The film tells the backstory of Han Solo and his adventures in the criminal underworld—where he meets his future co-pilot Chewbacca—years before joining the Rebellion. In one sequence, the pair band together with a group of thieves to steal some Coaxium, a much sought-after hyperfuel, from a moving train.
Clyne explains how the team used StageCraft VR, one of the key tools in ILM’s new virtual production system powered by Unreal Engine, to design the train and understand its physical dimensions when it came to previsualizing the stunts.
“We really got to place ourselves in the environment,” says Clyne. “What the tool allowed us to do was to surround ourselves 360 with a view of what these machines would actually become.”
ILM Visual Effects Supervisor Patrick Tubach explains that one of the biggest challenges with working on VFX-heavy sequences is traditionally the lack of material to work with in editorial. “Without some sort of virtual playground to work through your cameras and your action and your blocking, you’re sort of flying blind,” he says.
In contrast, working with real-time assets in a virtual production environment means that the team can move things around, and play with different aspects of the sequence.

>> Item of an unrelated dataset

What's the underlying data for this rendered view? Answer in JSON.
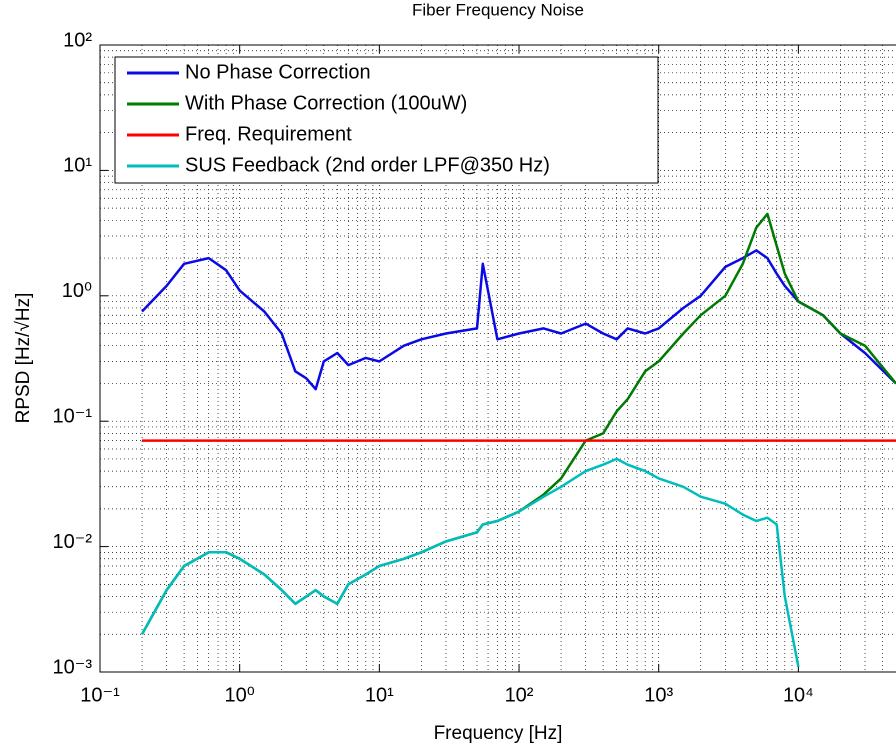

“Creatively, it really brings out something that you don’t get from just working with cumbersome, slow, pre-rendered assets,” says Tubach. “You have the ability to make real-time changes and see the impact on your story, on your edit.”
The ability to work in real time in VR is key in getting consensus between the director, the set designer, and the production designer, who can discuss the how they plan to shoot the scene and make adjustments on the fly.

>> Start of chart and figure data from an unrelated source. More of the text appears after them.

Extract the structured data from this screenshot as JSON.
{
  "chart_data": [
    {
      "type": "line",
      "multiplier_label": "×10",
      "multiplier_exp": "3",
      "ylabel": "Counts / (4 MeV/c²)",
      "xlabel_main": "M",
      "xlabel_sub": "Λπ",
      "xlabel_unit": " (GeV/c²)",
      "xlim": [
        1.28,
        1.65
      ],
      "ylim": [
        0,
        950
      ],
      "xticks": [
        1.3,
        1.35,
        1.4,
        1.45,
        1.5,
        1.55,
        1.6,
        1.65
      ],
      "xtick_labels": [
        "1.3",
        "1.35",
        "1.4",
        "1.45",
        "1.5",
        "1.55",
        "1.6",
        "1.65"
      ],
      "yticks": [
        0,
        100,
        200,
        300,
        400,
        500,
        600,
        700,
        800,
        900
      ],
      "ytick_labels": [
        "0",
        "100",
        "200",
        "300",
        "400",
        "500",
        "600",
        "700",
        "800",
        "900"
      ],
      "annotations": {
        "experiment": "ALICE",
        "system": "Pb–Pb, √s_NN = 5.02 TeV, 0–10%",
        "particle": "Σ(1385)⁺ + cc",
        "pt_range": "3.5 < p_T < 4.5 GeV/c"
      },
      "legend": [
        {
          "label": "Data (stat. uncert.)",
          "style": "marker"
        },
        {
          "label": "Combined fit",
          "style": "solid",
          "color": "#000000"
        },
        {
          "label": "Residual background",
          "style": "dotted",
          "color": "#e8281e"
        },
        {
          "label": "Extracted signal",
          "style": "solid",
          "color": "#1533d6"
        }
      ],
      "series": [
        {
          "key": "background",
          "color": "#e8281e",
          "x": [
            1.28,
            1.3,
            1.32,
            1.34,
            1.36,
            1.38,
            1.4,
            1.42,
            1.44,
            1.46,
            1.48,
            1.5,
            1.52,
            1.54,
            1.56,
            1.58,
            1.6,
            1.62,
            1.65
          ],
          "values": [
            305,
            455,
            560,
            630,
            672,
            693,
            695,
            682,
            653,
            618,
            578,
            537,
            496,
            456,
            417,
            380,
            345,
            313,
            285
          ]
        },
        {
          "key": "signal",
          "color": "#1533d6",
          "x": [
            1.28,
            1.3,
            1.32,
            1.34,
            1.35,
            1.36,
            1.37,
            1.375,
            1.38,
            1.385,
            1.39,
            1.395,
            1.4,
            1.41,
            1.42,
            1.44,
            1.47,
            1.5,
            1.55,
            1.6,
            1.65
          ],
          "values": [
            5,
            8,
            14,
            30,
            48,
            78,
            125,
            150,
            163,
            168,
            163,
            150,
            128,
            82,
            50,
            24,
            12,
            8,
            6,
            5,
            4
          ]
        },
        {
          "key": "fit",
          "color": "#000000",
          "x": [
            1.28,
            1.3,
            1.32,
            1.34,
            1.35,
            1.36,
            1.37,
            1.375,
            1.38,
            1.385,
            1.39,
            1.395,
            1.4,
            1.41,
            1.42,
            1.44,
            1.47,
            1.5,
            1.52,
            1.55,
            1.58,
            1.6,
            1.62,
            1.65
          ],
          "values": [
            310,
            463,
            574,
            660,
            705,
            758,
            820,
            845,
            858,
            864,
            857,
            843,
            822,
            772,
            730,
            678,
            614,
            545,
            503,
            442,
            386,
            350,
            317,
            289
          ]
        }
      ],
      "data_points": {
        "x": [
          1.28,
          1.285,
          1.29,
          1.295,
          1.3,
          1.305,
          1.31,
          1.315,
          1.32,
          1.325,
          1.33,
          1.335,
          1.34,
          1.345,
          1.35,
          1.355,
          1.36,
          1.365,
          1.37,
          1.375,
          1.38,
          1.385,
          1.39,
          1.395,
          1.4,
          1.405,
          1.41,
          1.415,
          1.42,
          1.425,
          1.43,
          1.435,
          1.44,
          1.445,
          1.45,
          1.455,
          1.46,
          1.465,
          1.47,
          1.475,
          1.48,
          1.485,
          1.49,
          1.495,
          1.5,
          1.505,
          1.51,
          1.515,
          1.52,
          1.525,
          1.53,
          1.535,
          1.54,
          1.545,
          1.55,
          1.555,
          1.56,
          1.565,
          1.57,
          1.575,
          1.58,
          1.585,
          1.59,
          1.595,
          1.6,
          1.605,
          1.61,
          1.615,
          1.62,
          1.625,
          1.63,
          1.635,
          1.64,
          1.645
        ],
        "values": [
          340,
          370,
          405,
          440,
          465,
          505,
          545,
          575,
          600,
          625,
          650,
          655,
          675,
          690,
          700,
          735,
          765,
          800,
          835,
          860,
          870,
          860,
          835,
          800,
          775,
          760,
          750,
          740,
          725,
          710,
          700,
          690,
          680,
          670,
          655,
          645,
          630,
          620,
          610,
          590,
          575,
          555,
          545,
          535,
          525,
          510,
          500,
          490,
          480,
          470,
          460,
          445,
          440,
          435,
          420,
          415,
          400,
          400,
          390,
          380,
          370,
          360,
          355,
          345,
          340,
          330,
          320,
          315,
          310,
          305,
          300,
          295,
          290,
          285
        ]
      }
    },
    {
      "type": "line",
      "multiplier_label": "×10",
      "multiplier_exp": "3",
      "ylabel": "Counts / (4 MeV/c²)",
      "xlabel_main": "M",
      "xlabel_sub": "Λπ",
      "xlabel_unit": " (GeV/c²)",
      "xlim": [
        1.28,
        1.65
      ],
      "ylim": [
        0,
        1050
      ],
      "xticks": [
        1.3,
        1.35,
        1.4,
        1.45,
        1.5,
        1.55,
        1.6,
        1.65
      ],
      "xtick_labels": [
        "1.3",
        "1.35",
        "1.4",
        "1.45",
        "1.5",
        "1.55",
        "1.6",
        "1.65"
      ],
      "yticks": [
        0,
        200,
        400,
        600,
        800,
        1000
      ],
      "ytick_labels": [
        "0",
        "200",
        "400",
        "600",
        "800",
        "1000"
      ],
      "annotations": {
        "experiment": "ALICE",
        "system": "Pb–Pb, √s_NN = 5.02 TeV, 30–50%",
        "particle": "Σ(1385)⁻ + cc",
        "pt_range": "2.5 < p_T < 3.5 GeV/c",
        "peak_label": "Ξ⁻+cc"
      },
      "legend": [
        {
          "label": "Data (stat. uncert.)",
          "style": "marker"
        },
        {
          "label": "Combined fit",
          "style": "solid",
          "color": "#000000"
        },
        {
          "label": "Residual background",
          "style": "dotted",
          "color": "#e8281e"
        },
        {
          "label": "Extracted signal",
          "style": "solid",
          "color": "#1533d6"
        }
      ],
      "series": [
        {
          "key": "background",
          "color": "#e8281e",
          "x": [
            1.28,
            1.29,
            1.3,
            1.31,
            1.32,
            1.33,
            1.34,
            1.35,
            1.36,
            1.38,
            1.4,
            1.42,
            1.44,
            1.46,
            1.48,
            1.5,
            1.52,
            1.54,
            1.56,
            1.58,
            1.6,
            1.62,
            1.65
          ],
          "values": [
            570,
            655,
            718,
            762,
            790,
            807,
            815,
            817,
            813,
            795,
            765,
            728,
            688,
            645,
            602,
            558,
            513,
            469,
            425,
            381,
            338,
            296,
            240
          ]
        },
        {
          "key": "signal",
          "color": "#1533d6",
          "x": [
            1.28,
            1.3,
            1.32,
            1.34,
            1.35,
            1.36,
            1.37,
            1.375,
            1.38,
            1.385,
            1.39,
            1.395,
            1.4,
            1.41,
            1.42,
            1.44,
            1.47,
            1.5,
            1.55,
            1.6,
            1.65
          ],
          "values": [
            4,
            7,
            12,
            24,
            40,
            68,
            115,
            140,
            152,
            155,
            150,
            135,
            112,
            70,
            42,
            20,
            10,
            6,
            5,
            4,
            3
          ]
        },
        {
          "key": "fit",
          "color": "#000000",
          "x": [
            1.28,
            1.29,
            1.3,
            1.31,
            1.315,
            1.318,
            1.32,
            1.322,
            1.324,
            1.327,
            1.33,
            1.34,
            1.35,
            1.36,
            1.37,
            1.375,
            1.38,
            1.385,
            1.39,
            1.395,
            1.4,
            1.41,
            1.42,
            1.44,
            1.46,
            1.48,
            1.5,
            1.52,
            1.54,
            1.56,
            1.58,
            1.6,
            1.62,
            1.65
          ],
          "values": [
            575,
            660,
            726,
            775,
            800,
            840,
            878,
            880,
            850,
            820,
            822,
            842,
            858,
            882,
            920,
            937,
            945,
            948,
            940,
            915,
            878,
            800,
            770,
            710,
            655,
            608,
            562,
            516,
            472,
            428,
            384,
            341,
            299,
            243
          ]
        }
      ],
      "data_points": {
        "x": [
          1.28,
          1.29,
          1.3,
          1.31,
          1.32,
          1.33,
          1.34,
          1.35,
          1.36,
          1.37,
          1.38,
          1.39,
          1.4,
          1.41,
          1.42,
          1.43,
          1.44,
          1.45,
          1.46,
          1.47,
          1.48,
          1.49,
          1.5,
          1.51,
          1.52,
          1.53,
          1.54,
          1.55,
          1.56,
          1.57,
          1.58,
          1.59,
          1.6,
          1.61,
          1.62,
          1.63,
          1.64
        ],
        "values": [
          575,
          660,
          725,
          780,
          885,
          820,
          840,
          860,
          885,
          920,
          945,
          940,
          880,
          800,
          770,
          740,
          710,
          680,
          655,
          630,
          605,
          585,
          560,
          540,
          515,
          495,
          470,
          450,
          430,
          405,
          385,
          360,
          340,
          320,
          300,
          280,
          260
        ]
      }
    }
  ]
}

“They can sit there and they can look at it and they can envision it differently”, says Tubach. “Without real-time technology, you just don’t get that kind of collaborative interaction.”
For a company at the top of their game, quality plays an important role in everything ILM does, and their choice of real-time toolset in no exception.
“We have really high-level artists at Industrial Light & Magic,” says Clyne. “The Unreal Engine gives them the level of control that they require and demand from their tools in order to produce something that not only functions in real time, but gives us the kind of feature film-quality results that we need.”